It took three days for the Agrarians to respond.
The chants echoed far into Lear territory to clash with the shouts of the siren boy as the Lear military scrambled to the bottleneck, lining up in ranks behind each of the doors, stun guns turned to high and braced for attack. And when Airomem arrived with her father, nearly three quarters of their military faced off against the Agrarians, while the remaining quarter had fallen back to wait a the opposite end of the ship in case of a planned Aquarian attack.
Airomem’s breath caught in her throat when she saw the entire force- never before had she witnessed a full attack, but she had heard the stories of their numbers.
The Agrarian ranks stopped just thirty feet from the entry point doorway, the four front men lined with ropy scars across the faces and arms, their eyes hard and their skin tight. Behind them was another row of nearly identical men, and behind that another, dozens of rows that extending back as far as she could see- more warriors in that corridor, it seemed, than the entire population of the Lear.
And together they chanted, their voices forming sounds rather than words.
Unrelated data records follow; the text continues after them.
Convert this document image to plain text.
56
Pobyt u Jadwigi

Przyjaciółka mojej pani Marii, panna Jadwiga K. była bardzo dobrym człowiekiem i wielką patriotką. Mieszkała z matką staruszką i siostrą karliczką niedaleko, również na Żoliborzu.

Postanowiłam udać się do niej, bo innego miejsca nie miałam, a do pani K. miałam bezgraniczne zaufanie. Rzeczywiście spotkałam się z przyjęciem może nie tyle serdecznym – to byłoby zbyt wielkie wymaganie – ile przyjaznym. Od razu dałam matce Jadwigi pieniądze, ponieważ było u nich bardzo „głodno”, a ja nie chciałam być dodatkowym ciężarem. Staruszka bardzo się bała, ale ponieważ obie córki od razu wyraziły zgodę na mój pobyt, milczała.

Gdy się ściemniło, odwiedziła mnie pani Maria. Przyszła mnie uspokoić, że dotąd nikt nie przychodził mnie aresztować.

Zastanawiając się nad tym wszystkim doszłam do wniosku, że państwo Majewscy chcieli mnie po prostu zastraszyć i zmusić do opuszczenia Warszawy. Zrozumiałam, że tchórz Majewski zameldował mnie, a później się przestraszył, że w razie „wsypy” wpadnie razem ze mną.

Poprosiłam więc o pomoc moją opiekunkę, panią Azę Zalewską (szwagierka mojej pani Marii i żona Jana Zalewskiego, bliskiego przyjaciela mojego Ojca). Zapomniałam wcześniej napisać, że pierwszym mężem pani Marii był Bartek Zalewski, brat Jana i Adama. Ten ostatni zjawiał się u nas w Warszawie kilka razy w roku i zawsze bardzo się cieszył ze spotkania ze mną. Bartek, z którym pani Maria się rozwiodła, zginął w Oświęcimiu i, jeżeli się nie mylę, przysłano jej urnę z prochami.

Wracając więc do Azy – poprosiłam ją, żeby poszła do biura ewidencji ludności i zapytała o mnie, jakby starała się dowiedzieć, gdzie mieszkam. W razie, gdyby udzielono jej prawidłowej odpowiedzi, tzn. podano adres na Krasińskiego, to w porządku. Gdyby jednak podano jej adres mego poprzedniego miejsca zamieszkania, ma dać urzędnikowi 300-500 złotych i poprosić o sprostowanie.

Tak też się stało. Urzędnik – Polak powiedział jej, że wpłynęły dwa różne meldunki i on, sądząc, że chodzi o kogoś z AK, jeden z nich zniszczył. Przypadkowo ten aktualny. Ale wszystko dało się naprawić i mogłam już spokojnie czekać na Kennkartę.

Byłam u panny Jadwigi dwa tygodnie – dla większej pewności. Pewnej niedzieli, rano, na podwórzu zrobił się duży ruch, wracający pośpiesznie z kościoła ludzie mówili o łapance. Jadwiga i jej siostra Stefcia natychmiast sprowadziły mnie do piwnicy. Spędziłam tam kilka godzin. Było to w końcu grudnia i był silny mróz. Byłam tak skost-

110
Guttural noises that lashed against the ranks of the Lear in unison, funneled down the hallway to strike like a battering ram.
“Show no fear!” Hissed her father as he walked forward through the ranks of his men, Airomem at his right side, and Tela at his left, “It’s all intimidation. They know that their casualties attacking the entry point would be too costly to merit an initiative. Stand tall, chests outwards, faces stoic. Be proud, for you are the Lear, and as each strong as ten of their men!”
And as he passed, their heads rose, and their expressions steeled, and their stances widened. Then he took his place at the front of the group, their spearhead, his own life first among them.
Then the voices of the Agrarians grew louder, and they stamped their feet until the walls began to shake, their faces turning red as something approached from far behind them. It passed over their heads, supported by a sea of hands as it moved forward, a dark shadow that nearly brushed against the ceiling of the hallway. And as it reached the front of the crowd, Airomem made out its shape.
It was a couch, or rather, couches, lashed together by liberated electrical wires to form a platform. The legs and lower half of the couch were dyed red, the fabric coming away in sheared and dangling strips. Bones jostled from the sides, clacking together as the platform swayed and then was passed down to the front of the Agrarians directly in front of Airomem’s father.
Silence washed over the horde as a figure stood up from the couches, brandishing two stun guns and letting electricity crackle between their prongs, illuminating a long scar than ran down his face and yellowed teeth.
“I am Sitient of the Agrarians, and I hear you have a deal for us, Lear!” He shouted, “A deal for us that may put our troubles with the Aquarians to an end!”
“Indeed,” Responded Airomem’s father, stepping forward, “We come offering you a trade of ten stun guns, for safe passage.”
“And why do you seek this deal, Learman? What have you to gain?”
“The reasons are twofold. First, we seek to explore the ship, and update our records.”
“Lies, Lear lies. But go on.”
“And second, we have been stiffed by the Aquarians for far too long in their dealings. Their water arrives to us tainted and off color, smelling of rot. Should you take their lands, we ask for fair tribute, as they have cheated us in our trades. Furthermore, we find it easier to trade with one unified tribe rather than two, and if that means wiping out the Aquarians through enhanced weaponry, then so be it.”
Sitient smiled, and opened his hands.
“Then so be it! We too know the Aquarians for their treachery. But how should I know that you will make good on the deal? You are old, perhaps only a decade away from death. Perhaps your plan is to die among us, and for the bargain never to be completed? Perhaps this is a Lear trick, a Lear lie?”
His voice rose, and the chanting behind him surged to meet it, rattling the walls for a full two minutes before it subsided and her father was able to respond.
“I assure you, we have no ill intentions. We simply seek for guidance and guardianship. In return, you’ll have your weapons.”
Sitient’s eyes narrowed, and the skin over his cheekbone twitched, his scar dancing.
“Do not take me for a fool! I smell lies better than I smell flesh. No, should this deal be completed, it shall be on my terms.” He cast his gaze around the Lear, the pupils coming to rest on Airomem.
“No, I shall not take you, the aged leader. Instead, I’ll take her, to ensure you make good on the deal!” He said, and pointed, his index finger aimed at Airomem as chills raced down her spine, “Besides, she took one of our own just a few days ago- is it not fitting we take her in return? A fair trade.”